Corin Raymond was having no luck at all. In 2008, the Canadian singer travelled to England for his grandmother's funeral. He was refused entry and banned from the country for a decade by British Immigration. The problem stemmed from an earlier incident, when he had run into trouble for performing at pubs without a work visa.

U.S. Immigration had no love for Raymond either. On his way to the Kerrville Folk Festival in Texas, airport border guards in Toronto turned the troubadour away. He was making the flight not to play at the festival, but to work as a volunteer. The immigration official saw Raymond's guitar, figured him for a performer and wouldn't let him pass. Trip cancelled; no refund for the plane ticket.

But now, for Raymond, an amiable songster with a watermelon-sized heart, the outlook is brighter. This year, he has released a pair of albums and toured Canada and Australia. Finally, he has made it to the small time.

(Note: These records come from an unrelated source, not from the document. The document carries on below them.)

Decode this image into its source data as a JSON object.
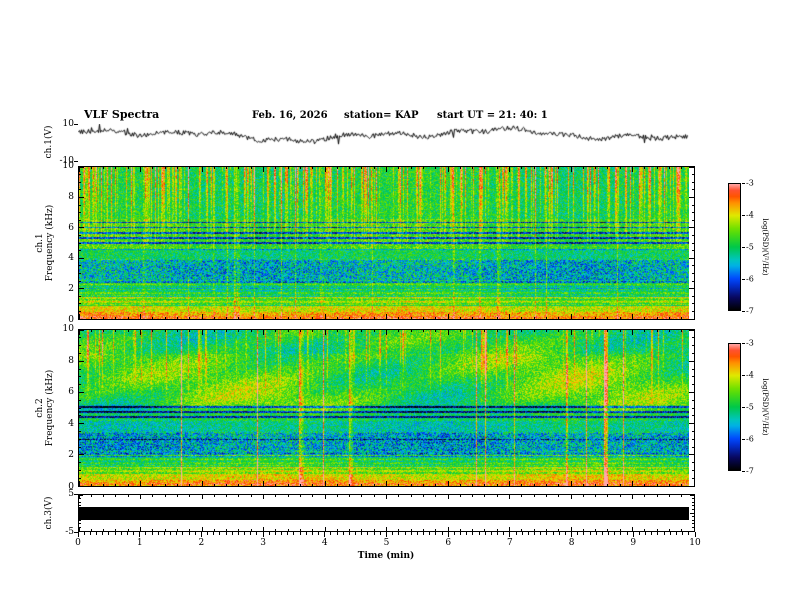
{
  "header": {
    "title": "VLF Spectra",
    "date": "Feb. 16, 2026",
    "station": "station= KAP",
    "start_ut": "start UT =  21: 40: 1"
  },
  "panels": {
    "waveform": {
      "ylabel": "ch.1(V)",
      "yticks": [
        "10",
        "-10"
      ],
      "ymin": -10,
      "ymax": 10
    },
    "spec1": {
      "channel": "ch.1",
      "ylabel": "Frequency (kHz)",
      "yticks": [
        "10",
        "8",
        "6",
        "4",
        "2",
        "0"
      ],
      "ymin": 0,
      "ymax": 10
    },
    "spec2": {
      "channel": "ch.2",
      "ylabel": "Frequency (kHz)",
      "yticks": [
        "10",
        "8",
        "6",
        "4",
        "2",
        "0"
      ],
      "ymin": 0,
      "ymax": 10
    },
    "ch3": {
      "ylabel": "ch.3(V)",
      "yticks": [
        "5",
        "-5"
      ],
      "ymin": -5,
      "ymax": 5
    }
  },
  "xaxis": {
    "label": "Time (min)",
    "ticks": [
      "0",
      "1",
      "2",
      "3",
      "4",
      "5",
      "6",
      "7",
      "8",
      "9",
      "10"
    ],
    "min": 0,
    "max": 10
  },
  "colorbar": {
    "label": "log(PSD)(V²/Hz)",
    "ticks": [
      "-3",
      "-4",
      "-5",
      "-6",
      "-7"
    ],
    "max": -3,
    "min": -7
  },
  "chart_data": [
    {
      "id": "ch1_waveform",
      "type": "line",
      "title": "ch.1 voltage vs time",
      "xlabel": "Time (min)",
      "ylabel": "ch.1(V)",
      "xlim": [
        0,
        10
      ],
      "ylim": [
        -10,
        10
      ],
      "appearance": "continuous noisy black trace, mean near +4 V, excursions roughly -3 to +9 V, record ends near 9.9 min"
    },
    {
      "id": "ch1_spectrogram",
      "type": "heatmap",
      "title": "ch.1 VLF spectrogram",
      "xlabel": "Time (min)",
      "ylabel": "Frequency (kHz)",
      "xlim": [
        0,
        10
      ],
      "ylim": [
        0,
        10
      ],
      "colorbar": {
        "label": "log(PSD)(V²/Hz)",
        "min": -7,
        "max": -3
      },
      "appearance": "green background with dense red/orange vertical sferic streaks from 10 kHz down to about 5 kHz, dark horizontal lines between 5 and 6.5 kHz, speckled blue-cyan band 2.4-4 kHz, banded yellow-green 1-2.4 kHz, bright yellow-orange band below 1 kHz with red bottom edge"
    },
    {
      "id": "ch2_spectrogram",
      "type": "heatmap",
      "title": "ch.2 VLF spectrogram",
      "xlabel": "Time (min)",
      "ylabel": "Frequency (kHz)",
      "xlim": [
        0,
        10
      ],
      "ylim": [
        0,
        10
      ],
      "colorbar": {
        "label": "log(PSD)(V²/Hz)",
        "min": -7,
        "max": -3
      },
      "appearance": "mostly green with yellow patches above 5 kHz, sparser red streaks, several full-height thin red vertical lines, dark horizontal lines near 4.4-5.1 kHz, speckled blue band 2-3.5 kHz, yellow band below 1 kHz"
    },
    {
      "id": "ch3_waveform",
      "type": "line",
      "title": "ch.3 voltage vs time",
      "xlabel": "Time (min)",
      "ylabel": "ch.3(V)",
      "xlim": [
        0,
        10
      ],
      "ylim": [
        -5,
        5
      ],
      "appearance": "saturated/clipped signal drawn as a solid thick black band centered on 0 V for the whole record"
    }
  ]
}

"The music industry has changed so much in recent years," Raymond said over a beer recently at Toronto's Cameron House. "The small time has always had an amateurish connotation. Those days are gone."

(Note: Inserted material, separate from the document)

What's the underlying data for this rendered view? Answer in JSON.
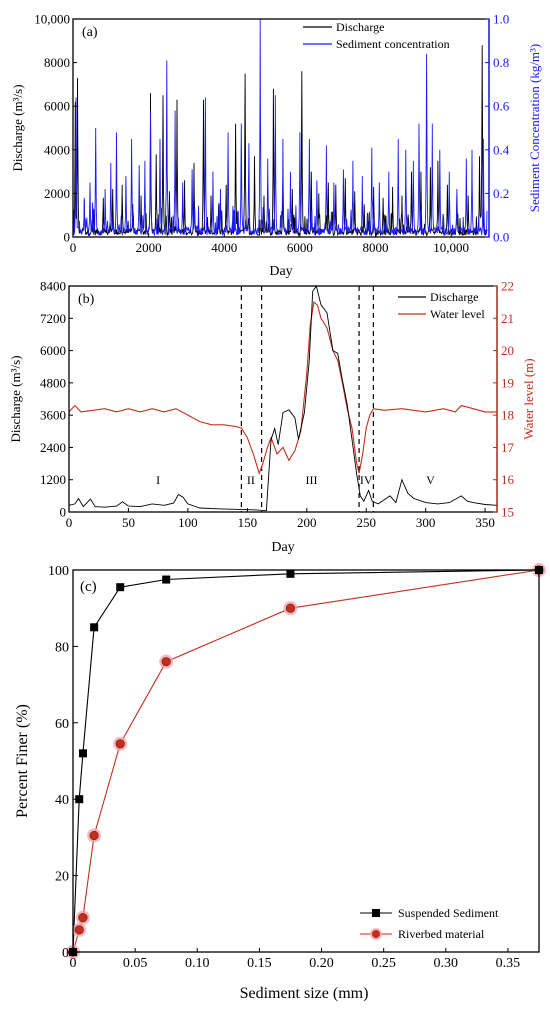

Raymond is currently wrapping up a national tour with Sean Cotton (his duo-mate in the Undesirables) that ends with a show at Toronto's Hugh's Room Friday. The folk-rock twosome's new album is Travelling Show . Earlier this year, Raymond released his solo record There Will Always Be a Small Time , the album and statement. The title song, a manifesto set to a Kristofferson rhythm, revels in a footloose lifestyle that allows him and others like him to thrive on what has become an open frontier - "I pay my bills and drink for free/ I'm sellin' records on my own/ the music's gone back home again," he sings, grinningly.

What Raymond is singing about is the loss of the music industry's middle man. He's thinking about house concerts, where common folk open their homes to music-loving audiences.

"There's an audience out there that wants to listen to the music undisturbed," says Raymond, whose Undesirables play a house show in North Vancouver. "They want to commune with it, absorb it into their own lives, take it home and feed their souls with it."

The small time isn't about small money. "It's not a purgatory, where I'm passing the hat forever," the Winnipeg-born songwriter explains. "The small time to me is a place in which I can make a very good living."

How much are we talking about? "Eighty thousand dollars a year isn't out of the question," he figures.

Raymond's albums cost roughly $30,000 to make. Fans help out, paying for the CDs in advance. What they get in return is a sense of power and a connection that iTunes and major labels can't match.

"It's taking music back into our own hands," Raymond reasons, "for both the artists and our audience. These are magic times."

Corin Raymond's Undesirables play the Old Crow House Concert Thursday in North Vancouver and Hugh's Room in Toronto Friday.